检测图像中的圆/椭圆
detect circle / ellipse in image
我有以下图片:
没有五线谱的图像:
我想检测图像中的圆形/椭圆形状并获取检测到的形状数组。
我想检测大圆圈和小圆圈。
我尝试了以下方法,但没有检测到任何东西:
img = cv2.imread("1.png", 0)
circles = cv2.HoughCircles(img, cv2.HOUGH_GRADIENT, 1.2, 1, param1=50, param2=30, minRadius=0, maxRadius=0)
但圈子 returns None。
谢谢。
感谢 fmw42,但他的解决方案并未消除下图中的所有噪点:
当前解决方案不适用于:
填充椭圆的解法:
def fill_ellipse(image):
copy = np.copy(image)
if len(copy.shape) > 2:
copy = cv2.cvtColor(copy, cv2.COLOR_BGR2GRAY)
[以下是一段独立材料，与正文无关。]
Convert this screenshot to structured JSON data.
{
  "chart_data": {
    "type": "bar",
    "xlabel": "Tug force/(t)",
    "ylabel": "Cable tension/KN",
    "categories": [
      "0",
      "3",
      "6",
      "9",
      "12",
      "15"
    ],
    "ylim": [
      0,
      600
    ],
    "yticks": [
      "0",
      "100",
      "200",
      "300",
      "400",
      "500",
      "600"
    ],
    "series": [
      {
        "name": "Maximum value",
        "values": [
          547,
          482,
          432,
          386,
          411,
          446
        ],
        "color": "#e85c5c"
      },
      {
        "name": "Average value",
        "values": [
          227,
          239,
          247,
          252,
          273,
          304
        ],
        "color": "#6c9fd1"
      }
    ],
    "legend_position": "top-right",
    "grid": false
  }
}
des = cv2.bitwise_not(copy)
_, contour, hier = cv2.findContours(des, cv2.RETR_CCOMP, cv2.CHAIN_APPROX_SIMPLE)
for cnt in contour:
cv2.drawContours(des, [cnt], 0, 255, -1)
res = cv2.bitwise_not(des)
return res
现在我在填充图像上使用@fmw42 给出的解决方案(只有当我已经知道图像中有一个空心椭圆时才会失败)
这是一种使用 Python/OpenCV 的方法。基本上,删除水平和垂直线。然后在区域上获取和过滤轮廓。
输入:
import cv2
import numpy as np
# read image
img = cv2.imread('notes.png')
# convert to grayscale
gray = cv2.cvtColor(img,cv2.COLOR_BGR2GRAY)
# threshold
thresh = cv2.threshold(gray,128,255,cv2.THRESH_BINARY)[1]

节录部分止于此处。